Investigation of morphologies and structures of drug and PEG-b-PLA diblocks by dissipative particle dynamics simulations

Abstract Polymeric drug carriers have conventionally been recognized for their significance in augmenting drug stability and solubility. Poly(lactide) (PLA) and poly(ethylene glycol) (PEG) are two polymers that have received considerable attention in this context. However, a comprehensive exploration of the factors that impact the final morphology and structure of both PEG- b -PLA copolymer and drug has yet to be undertaken. In this study, we present findings from a comprehensive investigation into the self-assembly behavior of PEG- b -PLA copolymers and model drug in aqueous environments, utilizing dissipative particle dynamics simulations. Our simulations show that drug and PEG- b -PLA could self-assemble into core–shell spherical micelles.

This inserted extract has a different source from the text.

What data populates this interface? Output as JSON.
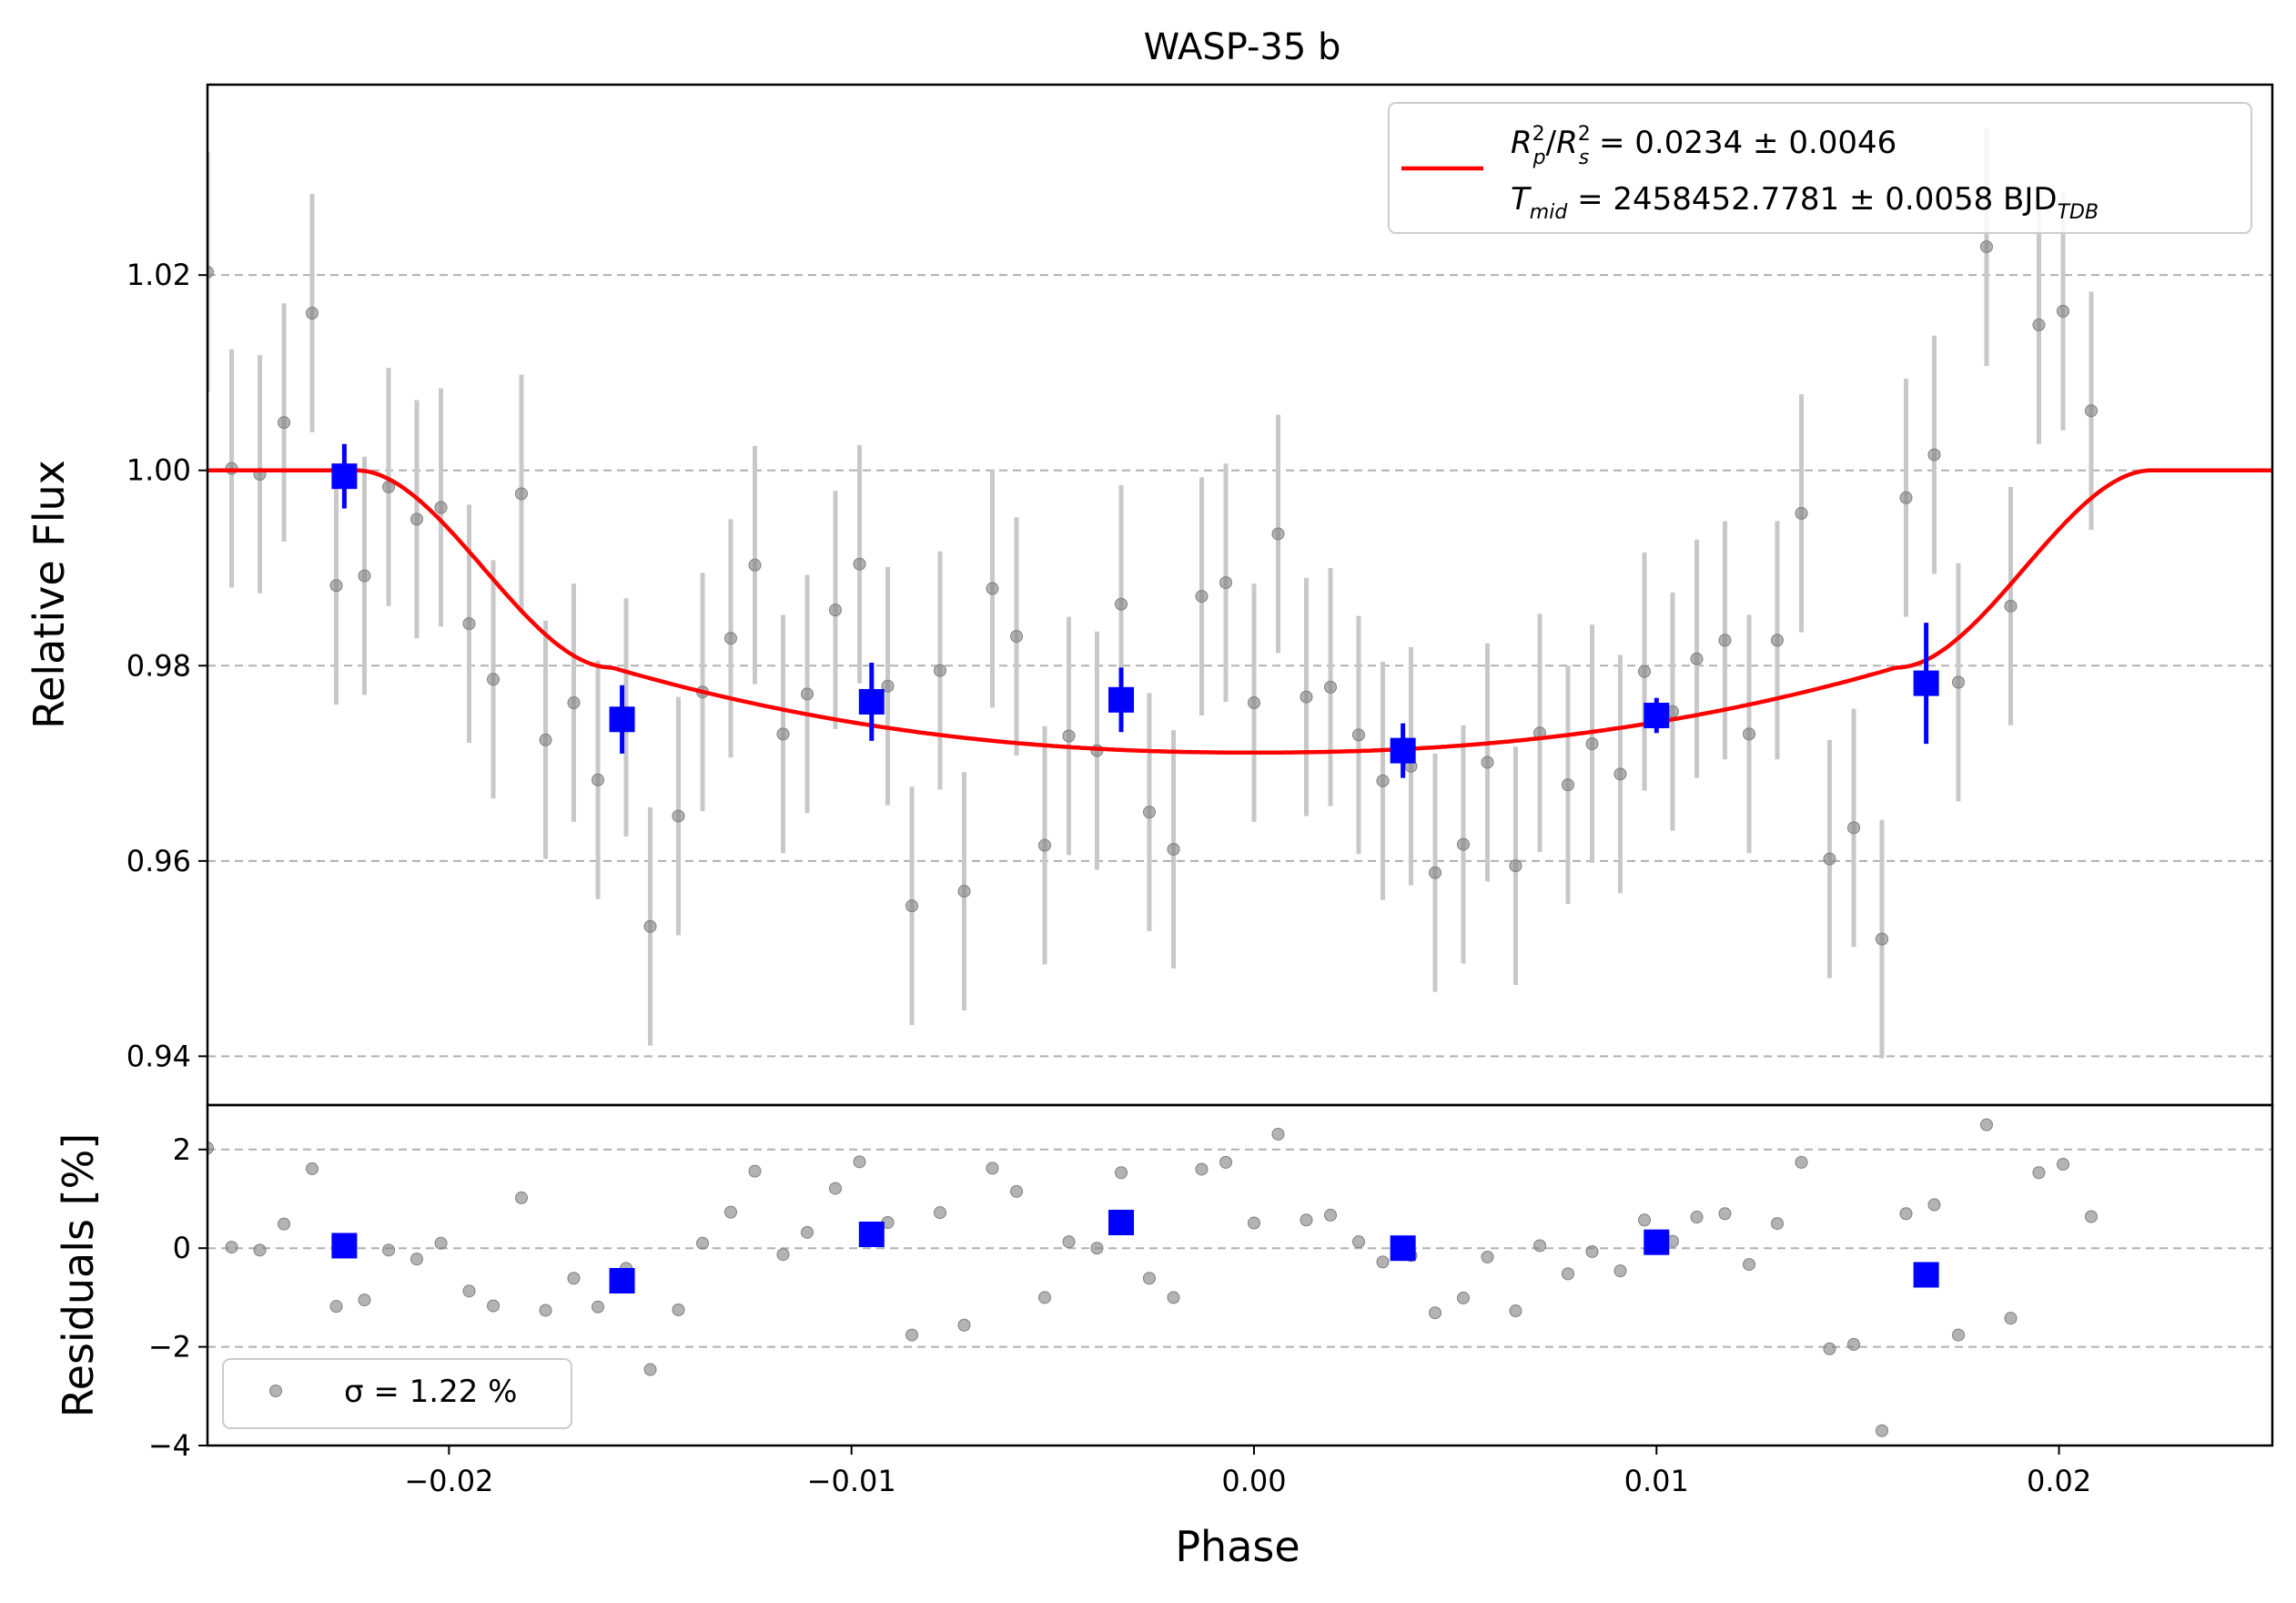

The spherical micelles are comprised of the drug hydrophobic core, the PLA hydrophobic middle layer, and the PEG hydrophilic shell. As the PEG 5 - b -PLA 10 concentration increases, the drug-loaded PEG- b -PLA system undergoes a structural evolution from spherical micelles to cylindrical micelles, ultimately forming perforated layered structures. Additionally, their self-assembly morphologies can also be regulated by the PEG-b-PLA copolymer compositions. Specifically, and PEG 5 - b -PLA 10 , PEG 5 - b -PLA 15 , PEG 5 - b -PLA 20 copolymers demonstrate the ability to form well-organized core–shell configurations. PEG 5 - b -PLA 10 exhibits a drug load of 0.08, which is better suited for drug loading, in comparison with the PEG 5 - b -PLA 15 and PEG 5 - b -PLA 20 systems. For PEG 5 - b -PLA 10 system, the simulation results show that the suitable concentration of PEG 5 - b -PLA 10 copolymer is 10%–15%. The higher molecular weight copolymer exhibits slower drug release kinetics under shear flow. These simulation results offer novel insights into the self-assembly process of drug and PEG- b -PLA diblocks, elucidating the underlying physical mechanisms at the molecular level.